The President calls journalists “the opposition party.” His chief strategist, Stephen Bannon, urges the media to “keep its mouth shut and just listen for awhile.” Sean Hannity, the Fox News host who has become an unofficial spokesman for the White House, describes the media as “a bunch of overpaid, out of touch, lazy millionaires that have nothing but contempt for the people that do make this country great.”
His latest bold accusation against the media came in a speech yesterday at Florida’s MacDill Air Force Base, where he claimed that journalists refused to cover terrorist attacks in Europe—though there’s no evidence of that, and he couldn’t name any such attacks. There have been attacks all over Europe but “in many cases the very, very dishonest press doesn’t want to report it," Trump said. He added, “They have their reasons, and you understand that,” but did not expand.

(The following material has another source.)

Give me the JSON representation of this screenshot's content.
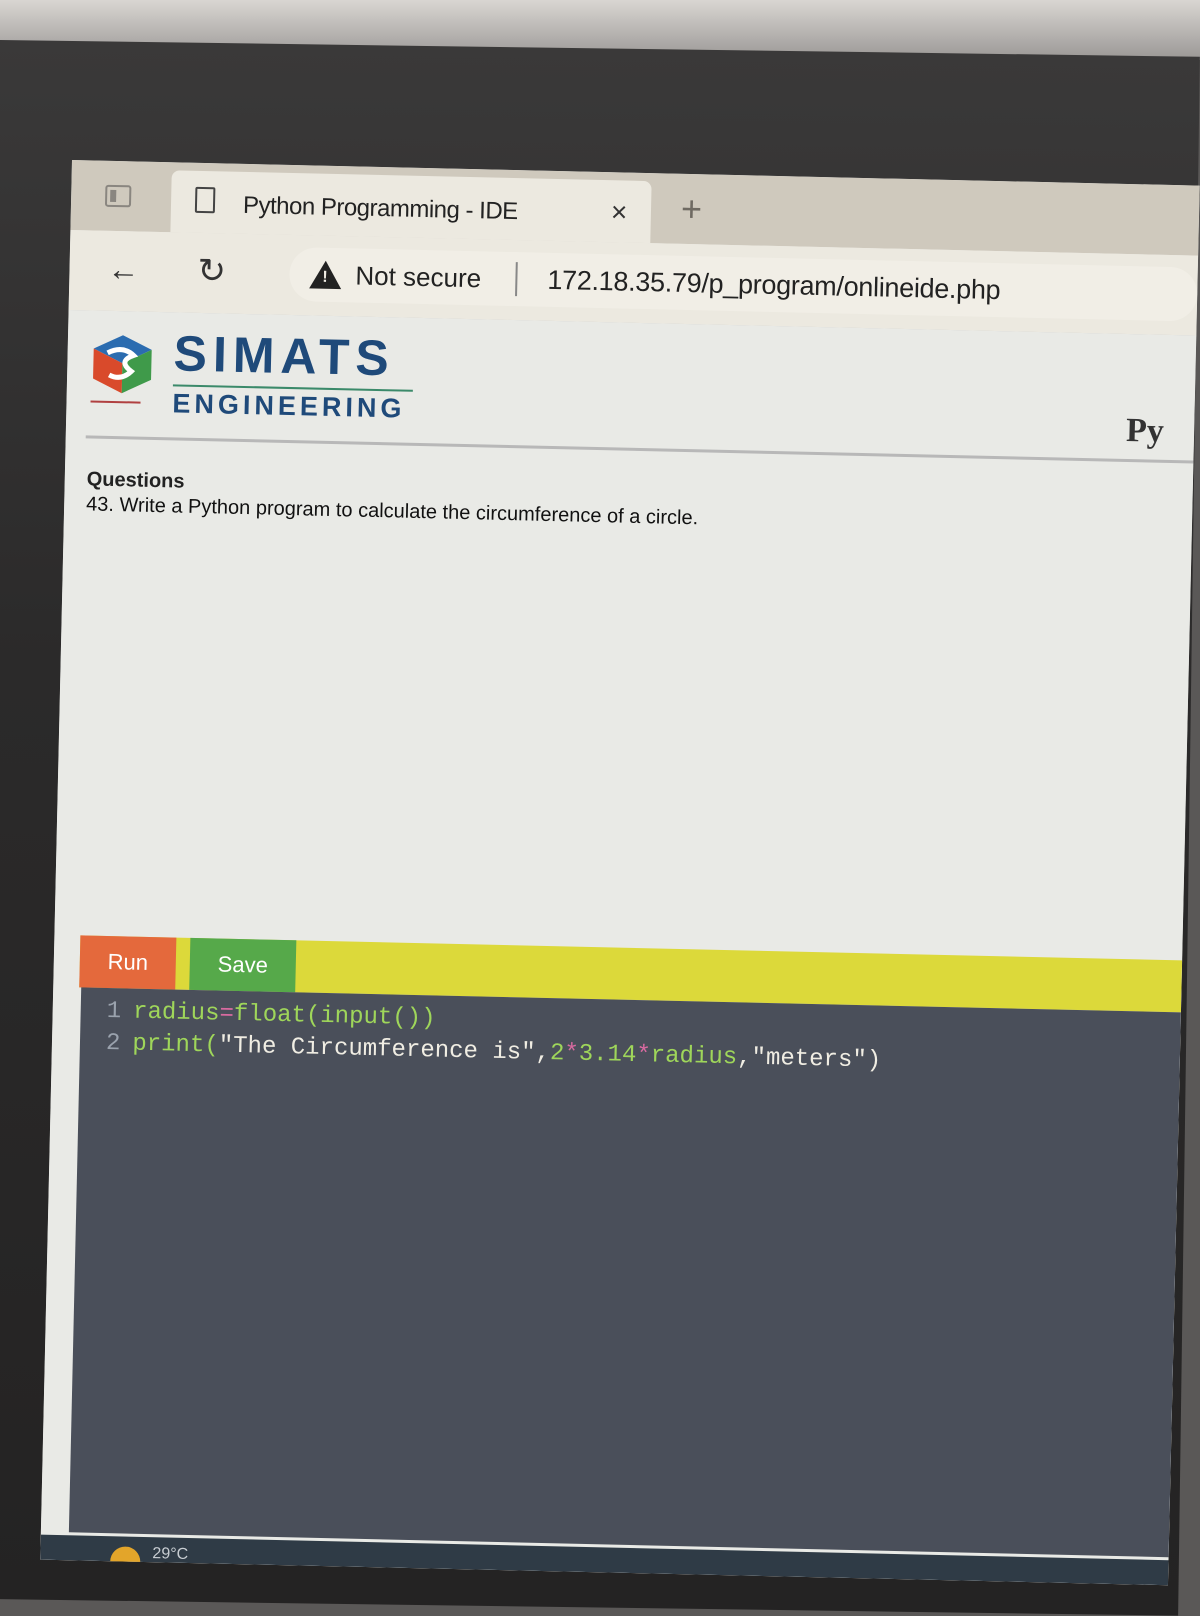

Later in the day, the White House backed up the president’s claim that media is deliberately ignoring terror attacks by distributing a list of 78 terrorist attacks that supposedly the media failed to properly report them.
But the list includes many atrocities that received blanket western media coverage including the Paris Bataclan attacks, the Nice truck killings and the San Bernardino shootings, reported The Guardian, one of the media outlets that received the list.
Many others including the Sydney siege and Germany’s Christmas market attack received wide international coverage.
The list also includes multiple errors and spelling mistakes, including ‘San Bernadino’, and for no apparent reason excludes terror attacks in Israel.
Later the White House press secretary Sean Spicer was asked about specific attacks that had not been reported to which he replied: “We’ll provide a list later. There’s several instances … There’s a lot of instances that have occurred where I don’t think they’ve gotten the coverage it deserved.”
Last Sunday, Trump caused another stir when he declined to accept Bill O’Reilly’s description of Vladimir Putin as “a killer,” responding instead, “Well, you think our country is so innocent?” There’s some uncomfortable truth to that, not to mention the practical fact that the U.S. needs to maintain a working relationship with Russia. But Trump’s comments also show he’s not interested in moral justifications for America—and that could be a threat to the nation’s political stability, reported The Atlantic.